I shall now respond to the question as to how this fits into the responsibilities of High Representative, Catherine Ashton. Outside Europe High Representative Ashton is in charge of crisis management, and what we are developing here is a building block within this system where I am responsible for the humanitarian aid and civil protection instrument. In this system there might be foreign affairs considerations, requiring diplomatic instruments, while in exceptional cases we might need a military input from defence elements, for which the High Representative is responsible.

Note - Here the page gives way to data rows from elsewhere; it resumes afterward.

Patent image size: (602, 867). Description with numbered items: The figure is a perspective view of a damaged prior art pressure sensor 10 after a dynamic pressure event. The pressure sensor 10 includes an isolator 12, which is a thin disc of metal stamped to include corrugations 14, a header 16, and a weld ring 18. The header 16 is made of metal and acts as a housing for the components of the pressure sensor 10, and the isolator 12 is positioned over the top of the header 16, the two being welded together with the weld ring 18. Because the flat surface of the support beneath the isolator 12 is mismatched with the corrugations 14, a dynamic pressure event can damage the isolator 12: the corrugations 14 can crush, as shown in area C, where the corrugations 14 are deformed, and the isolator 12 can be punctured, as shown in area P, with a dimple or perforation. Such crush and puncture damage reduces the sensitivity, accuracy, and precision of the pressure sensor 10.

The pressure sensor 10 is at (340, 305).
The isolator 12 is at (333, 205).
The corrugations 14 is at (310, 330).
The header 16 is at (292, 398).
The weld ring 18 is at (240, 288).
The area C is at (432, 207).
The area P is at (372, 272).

What I bring to the table is a co-ordinated civil protection mechanism, in a sense very similar to what is being done in Ireland, where the local authorities have responsibility for emergency responses, with a co-ordination input at national level is vested in the Minister for the Environment, Heritage and Local Government.
With regard to the solidarity clause, work is ongoing under the leadership of Commissioner for Home Affairs, Cecelia Malmström. Again, our contribution is to ensure that the civil protection system of Europe is coherent and well co-ordinated, so that we may contribute to any solidarity initiative that may be required, in the event. I shall conclude on this point. In today's environment, I cannot emphasise more how important it is to our citizens for us to demonstrate that everything we do takes into account the difficulties they face. Actually, the Eurobarometer surveys show that EU citizens remain very committed to humanitarian causes, with eight out of ten being in favour of humanitarian aid. By the same token Europeans want to ensure that their money is being usefully spent, and are committed to this.
I shall end my presentation by saying that I very much recognise this responsibility. I come from the poorest member state of the European Union. Our ambassador is here, and we have aspired for a long time not to be the poorest. My mother's pension is the equivalent of €120 per month. My mother is lucky because her daughter is a European Commissioner, but not all her friends are in the same position. Of course, it is a great responsibility for me and my team to recognise that the sacrifice people are making is towards reaching this common objective of showing that European solidarity is a value we all stand over, and seek to deliver to needy people around the world.